Analysis

GBP/USD Analysis: Downside remains limited amid delayed Brexit hopes, UK PMI eyed for some impetus

The GBP/USD pair remained under some selling pressure for the second consecutive session on Friday and was corrected further from near seven-month tops, around mid-1.3300s, set on Wednesday. The British Pound was weighed down by softer UK manufacturing PMI, which fell to a four-month low level of 52.0 in February. This coupled with some renewed US Dollar buying interest, supported by a goodish pickup in the US Treasury bond yields and despite weaker US economic data, exerted some additional downward pressure and dragged the pair to an intraday low level of 1.3172. 

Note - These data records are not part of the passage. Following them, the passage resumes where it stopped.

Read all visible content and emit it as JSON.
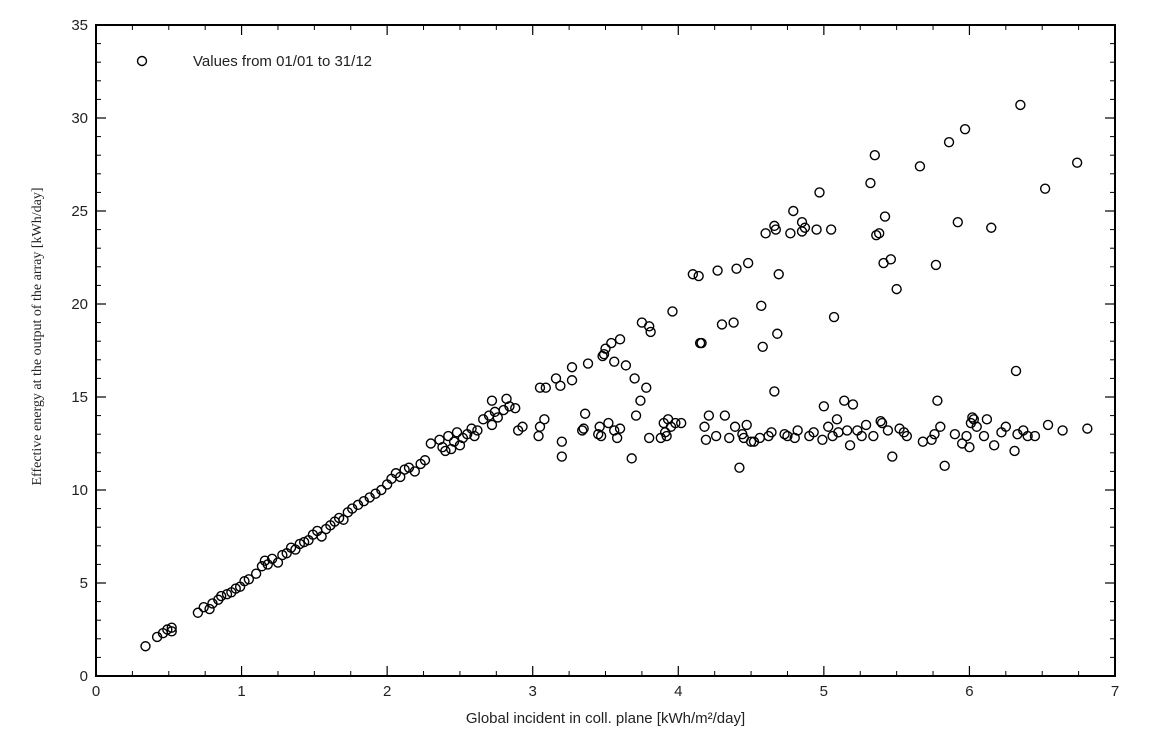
{
  "chart_data": {
    "type": "scatter",
    "xlabel": "Global incident in coll. plane [kWh/m²/day]",
    "ylabel": "Effective energy at the output of the array [kWh/day]",
    "xlim": [
      0,
      7
    ],
    "ylim": [
      0,
      35
    ],
    "x_ticks": [
      "0",
      "1",
      "2",
      "3",
      "4",
      "5",
      "6",
      "7"
    ],
    "y_ticks": [
      "0",
      "5",
      "10",
      "15",
      "20",
      "25",
      "30",
      "35"
    ],
    "grid": false,
    "legend_position": "top-left",
    "series": [
      {
        "name": "Values from 01/01 to 31/12",
        "color": "#000000",
        "marker": "open-circle",
        "points": [
          [
            0.34,
            1.6
          ],
          [
            0.42,
            2.1
          ],
          [
            0.46,
            2.3
          ],
          [
            0.49,
            2.5
          ],
          [
            0.52,
            2.6
          ],
          [
            0.52,
            2.4
          ],
          [
            0.7,
            3.4
          ],
          [
            0.74,
            3.7
          ],
          [
            0.78,
            3.6
          ],
          [
            0.8,
            3.9
          ],
          [
            0.84,
            4.1
          ],
          [
            0.86,
            4.3
          ],
          [
            0.9,
            4.4
          ],
          [
            0.93,
            4.5
          ],
          [
            0.96,
            4.7
          ],
          [
            0.99,
            4.8
          ],
          [
            1.02,
            5.1
          ],
          [
            1.05,
            5.2
          ],
          [
            1.1,
            5.5
          ],
          [
            1.14,
            5.9
          ],
          [
            1.16,
            6.2
          ],
          [
            1.18,
            6.0
          ],
          [
            1.21,
            6.3
          ],
          [
            1.25,
            6.1
          ],
          [
            1.28,
            6.5
          ],
          [
            1.31,
            6.6
          ],
          [
            1.34,
            6.9
          ],
          [
            1.37,
            6.8
          ],
          [
            1.4,
            7.1
          ],
          [
            1.43,
            7.2
          ],
          [
            1.46,
            7.3
          ],
          [
            1.49,
            7.6
          ],
          [
            1.52,
            7.8
          ],
          [
            1.55,
            7.5
          ],
          [
            1.58,
            7.9
          ],
          [
            1.61,
            8.1
          ],
          [
            1.64,
            8.3
          ],
          [
            1.67,
            8.5
          ],
          [
            1.7,
            8.4
          ],
          [
            1.73,
            8.8
          ],
          [
            1.76,
            9.0
          ],
          [
            1.8,
            9.2
          ],
          [
            1.84,
            9.4
          ],
          [
            1.88,
            9.6
          ],
          [
            1.92,
            9.8
          ],
          [
            1.96,
            10.0
          ],
          [
            2.0,
            10.3
          ],
          [
            2.03,
            10.6
          ],
          [
            2.06,
            10.9
          ],
          [
            2.09,
            10.7
          ],
          [
            2.12,
            11.1
          ],
          [
            2.15,
            11.2
          ],
          [
            2.19,
            11.0
          ],
          [
            2.23,
            11.4
          ],
          [
            2.26,
            11.6
          ],
          [
            2.3,
            12.5
          ],
          [
            2.36,
            12.7
          ],
          [
            2.38,
            12.3
          ],
          [
            2.4,
            12.1
          ],
          [
            2.42,
            12.9
          ],
          [
            2.44,
            12.2
          ],
          [
            2.46,
            12.6
          ],
          [
            2.48,
            13.1
          ],
          [
            2.5,
            12.4
          ],
          [
            2.52,
            12.8
          ],
          [
            2.55,
            13.0
          ],
          [
            2.58,
            13.3
          ],
          [
            2.6,
            12.9
          ],
          [
            2.62,
            13.2
          ],
          [
            2.66,
            13.8
          ],
          [
            2.7,
            14.0
          ],
          [
            2.72,
            13.5
          ],
          [
            2.74,
            14.2
          ],
          [
            2.76,
            13.9
          ],
          [
            2.8,
            14.3
          ],
          [
            2.84,
            14.5
          ],
          [
            2.88,
            14.4
          ],
          [
            2.72,
            14.8
          ],
          [
            2.82,
            14.9
          ],
          [
            2.9,
            13.2
          ],
          [
            2.93,
            13.4
          ],
          [
            3.04,
            12.9
          ],
          [
            3.05,
            13.4
          ],
          [
            3.08,
            13.8
          ],
          [
            3.05,
            15.5
          ],
          [
            3.09,
            15.5
          ],
          [
            3.16,
            16.0
          ],
          [
            3.19,
            15.6
          ],
          [
            3.2,
            12.6
          ],
          [
            3.2,
            11.8
          ],
          [
            3.27,
            16.6
          ],
          [
            3.27,
            15.9
          ],
          [
            3.34,
            13.2
          ],
          [
            3.35,
            13.3
          ],
          [
            3.36,
            14.1
          ],
          [
            3.38,
            16.8
          ],
          [
            3.45,
            13.0
          ],
          [
            3.46,
            13.4
          ],
          [
            3.47,
            12.9
          ],
          [
            3.48,
            17.2
          ],
          [
            3.49,
            17.3
          ],
          [
            3.5,
            17.6
          ],
          [
            3.52,
            13.6
          ],
          [
            3.54,
            17.9
          ],
          [
            3.56,
            16.9
          ],
          [
            3.56,
            13.2
          ],
          [
            3.58,
            12.8
          ],
          [
            3.6,
            18.1
          ],
          [
            3.6,
            13.3
          ],
          [
            3.64,
            16.7
          ],
          [
            3.68,
            11.7
          ],
          [
            3.7,
            16.0
          ],
          [
            3.71,
            14.0
          ],
          [
            3.74,
            14.8
          ],
          [
            3.75,
            19.0
          ],
          [
            3.78,
            15.5
          ],
          [
            3.8,
            12.8
          ],
          [
            3.8,
            18.8
          ],
          [
            3.81,
            18.5
          ],
          [
            3.88,
            12.8
          ],
          [
            3.9,
            13.6
          ],
          [
            3.91,
            13.1
          ],
          [
            3.92,
            12.9
          ],
          [
            3.93,
            13.8
          ],
          [
            3.95,
            13.4
          ],
          [
            3.96,
            19.6
          ],
          [
            3.98,
            13.6
          ],
          [
            4.02,
            13.6
          ],
          [
            4.1,
            21.6
          ],
          [
            4.14,
            21.5
          ],
          [
            4.15,
            17.9
          ],
          [
            4.16,
            17.9
          ],
          [
            4.18,
            13.4
          ],
          [
            4.19,
            12.7
          ],
          [
            4.21,
            14.0
          ],
          [
            4.26,
            12.9
          ],
          [
            4.27,
            21.8
          ],
          [
            4.3,
            18.9
          ],
          [
            4.32,
            14.0
          ],
          [
            4.35,
            12.8
          ],
          [
            4.38,
            19.0
          ],
          [
            4.39,
            13.4
          ],
          [
            4.4,
            21.9
          ],
          [
            4.42,
            11.2
          ],
          [
            4.44,
            13.0
          ],
          [
            4.45,
            12.8
          ],
          [
            4.47,
            13.5
          ],
          [
            4.48,
            22.2
          ],
          [
            4.5,
            12.6
          ],
          [
            4.52,
            12.6
          ],
          [
            4.56,
            12.8
          ],
          [
            4.57,
            19.9
          ],
          [
            4.58,
            17.7
          ],
          [
            4.6,
            23.8
          ],
          [
            4.62,
            12.9
          ],
          [
            4.64,
            13.1
          ],
          [
            4.66,
            15.3
          ],
          [
            4.66,
            24.2
          ],
          [
            4.67,
            24.0
          ],
          [
            4.68,
            18.4
          ],
          [
            4.69,
            21.6
          ],
          [
            4.73,
            13.0
          ],
          [
            4.75,
            12.9
          ],
          [
            4.77,
            23.8
          ],
          [
            4.79,
            25.0
          ],
          [
            4.8,
            12.8
          ],
          [
            4.82,
            13.2
          ],
          [
            4.85,
            24.4
          ],
          [
            4.85,
            23.9
          ],
          [
            4.87,
            24.1
          ],
          [
            4.9,
            12.9
          ],
          [
            4.93,
            13.1
          ],
          [
            4.95,
            24.0
          ],
          [
            4.97,
            26.0
          ],
          [
            4.99,
            12.7
          ],
          [
            5.0,
            14.5
          ],
          [
            5.03,
            13.4
          ],
          [
            5.05,
            24.0
          ],
          [
            5.06,
            12.9
          ],
          [
            5.07,
            19.3
          ],
          [
            5.09,
            13.8
          ],
          [
            5.1,
            13.1
          ],
          [
            5.14,
            14.8
          ],
          [
            5.16,
            13.2
          ],
          [
            5.18,
            12.4
          ],
          [
            5.2,
            14.6
          ],
          [
            5.23,
            13.2
          ],
          [
            5.26,
            12.9
          ],
          [
            5.29,
            13.5
          ],
          [
            5.32,
            26.5
          ],
          [
            5.34,
            12.9
          ],
          [
            5.35,
            28.0
          ],
          [
            5.36,
            23.7
          ],
          [
            5.38,
            23.8
          ],
          [
            5.39,
            13.7
          ],
          [
            5.4,
            13.6
          ],
          [
            5.41,
            22.2
          ],
          [
            5.42,
            24.7
          ],
          [
            5.44,
            13.2
          ],
          [
            5.46,
            22.4
          ],
          [
            5.47,
            11.8
          ],
          [
            5.5,
            20.8
          ],
          [
            5.52,
            13.3
          ],
          [
            5.55,
            13.1
          ],
          [
            5.57,
            12.9
          ],
          [
            5.66,
            27.4
          ],
          [
            5.68,
            12.6
          ],
          [
            5.74,
            12.7
          ],
          [
            5.76,
            13.0
          ],
          [
            5.77,
            22.1
          ],
          [
            5.78,
            14.8
          ],
          [
            5.8,
            13.4
          ],
          [
            5.83,
            11.3
          ],
          [
            5.86,
            28.7
          ],
          [
            5.9,
            13.0
          ],
          [
            5.92,
            24.4
          ],
          [
            5.95,
            12.5
          ],
          [
            5.97,
            29.4
          ],
          [
            5.98,
            12.9
          ],
          [
            6.0,
            12.3
          ],
          [
            6.01,
            13.6
          ],
          [
            6.02,
            13.9
          ],
          [
            6.03,
            13.8
          ],
          [
            6.05,
            13.4
          ],
          [
            6.1,
            12.9
          ],
          [
            6.12,
            13.8
          ],
          [
            6.15,
            24.1
          ],
          [
            6.17,
            12.4
          ],
          [
            6.22,
            13.1
          ],
          [
            6.25,
            13.4
          ],
          [
            6.31,
            12.1
          ],
          [
            6.32,
            16.4
          ],
          [
            6.33,
            13.0
          ],
          [
            6.35,
            30.7
          ],
          [
            6.37,
            13.2
          ],
          [
            6.4,
            12.9
          ],
          [
            6.45,
            12.9
          ],
          [
            6.52,
            26.2
          ],
          [
            6.54,
            13.5
          ],
          [
            6.64,
            13.2
          ],
          [
            6.74,
            27.6
          ],
          [
            6.81,
            13.3
          ]
        ]
      }
    ]
  }
}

However, expectations of a possible delay to the fast-approaching Brexkt deadline on March 29 and softer Brexit helped limit further downside. The sudden turnaround in the Brexit outlook, especially after the UK PM Theresa May's confirmation last week that the parliament will have an opportunity to vote for a no-deal Brexit or Brexit extension if her revised Brexit deal again gets rejected on March 12, has been perceived as better than a no-deal outcome and continued underpinning the Sterling. 

The pair finally settled near the 1.3200 handle, off around 30-pips from daily lows, and posted strong gains for the second consecutive week. Meanwhile, a report from the Wall Street Journal on Sunday, saying that the US & China could reach a formal agreement at a summit around March 27, further fueled the recent optimism over a possible resolution to the long-standing US-China trade disputes and provided a minor boost to the major at the start of a new trading week. 

The pair opened with a bullish gap of over 30-pips, albeit lacked any strong follow-through as market participants now look forward to the release of UK construction PMI for some short-term trading impetus. Adding to this, the incoming Brexit-related headlines might continue to influence sentiment surrounding the British Pound and remain an exclusive driver of the pair's momentum amid absent relevant market moving economic releases from the US.

From a technical perspective, the recent pull-back might still be categorized as corrective in nature, given the recent upsurge of over 575-pips from Feb. monthly swing lows. Moreover, the bullish resilience below the 1.3200 area further reinforces the bullish outlook and hence, any meaningful slide might still be seen as a buying opportunity. The mentioned handle might continue to protect the immediate downside, below which the corrective slide could get extended but seems more likely to find decent support, rather remain limited near the 1.3100 round figure mark. 

On the flip side, the 1.3255-60 region, followed by the 1.3300 handle now seems to act as immediate resistance, which if cleared might lift the pair back towards testing multi-month swing highs, around mid-1.3300s. A follow-through buying has the potential to continue boosting the pair further towards the 1.3385 hurdle - marking 50% Fibonacci retracement level of the 1.4377-1.2396 downfall.